Act 5, Scenes 2-3 (249-56, Friar Laurence learns that his letter couldn’t be delivered to Romeo; Romeo goes to the Capulets’ tomb and confronts death; Romeo kills Paris, swallows poison and dies; Juliet awakens and frightened Laurence won’t stay in the tomb; Juliet sees Romeo’s body and falls on his sword; Laurence and Balthasar give their accounts; the prince says both houses are punished by their losses)

Friar Laurence learns to his discomfiture that Friar John was detained by townsmen concerned about the plague, so he wasn’t able to deliver his friend’s letter to Romeo (249, 5.2.5-12).
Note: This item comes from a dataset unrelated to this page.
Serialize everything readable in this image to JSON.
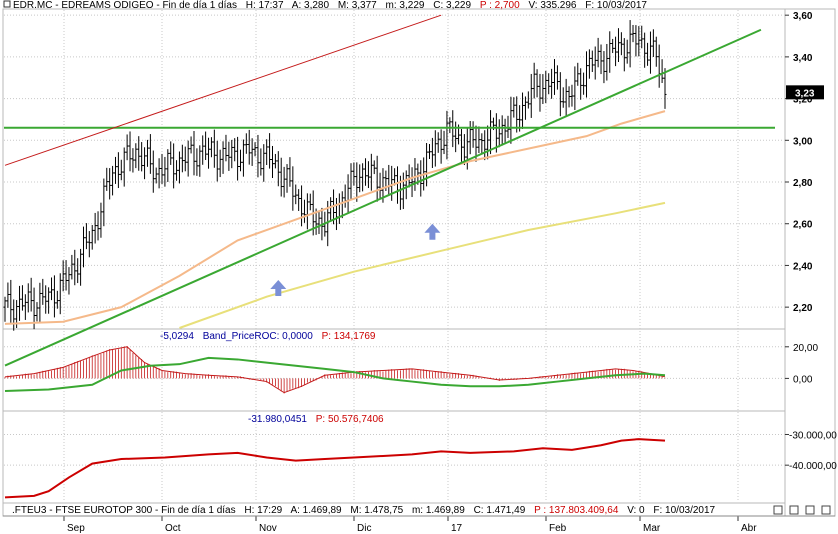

Romeo boldly confronts death and all its accoutrements: imagining death as a “detestable maw,” he defies it: “… in despite I’ll cram thee with more food” (250, 5.3.45, 48; see 45-48).  The death-imagery in this play is quite ugly, and throughout, it has underlain the graceful words and actions of the young hero and heroine like the grotesque underside of a fair medieval decorative panel or casket.  Romeo also confronts the hapless Paris, who has come to the Capulets’ tomb to do his obsequies to his intended bride, and kills him, only to die after one last look at Juliet’s body: “Here, here will I remain / With worms that are thy chambermaids” (251-52, 5.3.108-09; see 91-120), he addresses Juliet, and promptly swallows the apothecary’s poison.  The “ensign” of Juliet’s beauty is still visible (251, 5.3.94), but the already aggrieved Romeo isn’t able to process this fact in anything but an ultra-romantic way, so surrounded is she by the architecture and trappings of death.

When Juliet awakens, her only comfort is Friar Laurence, and Romeo’s words in 3.3 about the Friar’s inability to enter into the deep passions of the two lovers ring true: at the critical moment, Laurence is frightened away from the scene when he hears the watch coming, and leaves Juliet alone.  The conventional fate he had imagined for her—delivery to “a sisterhood of holy nuns” (253, 5.3.157) is not for Juliet, who kisses Romeo’s poison-tinged lips, then embraces his dagger and dies, in stage versions often falling directly on his body (253, 5.3.164-69). 

Friar Laurence (along with Balthasar) is called to give an account of what has happened, and is forgiven his less than wise or heroic interventions (255-56, 5.3.228-68).  As the Prologue promised, the “strife” of the Montagues and Capulets is “buried” by the death of their beloved son and daughter.  This family that has dealt in hatred, says the prince, is justly punished: “heaven finds means to kill your joys with love” (256. 5.3.292), but neither does he exempt himself from blame since he has been guilty of “winking” (256, 5.3.293) at the chaos the two families have long visited upon Verona.  Love has indeed brought the warring houses together, but the price is the death of what they held most dear.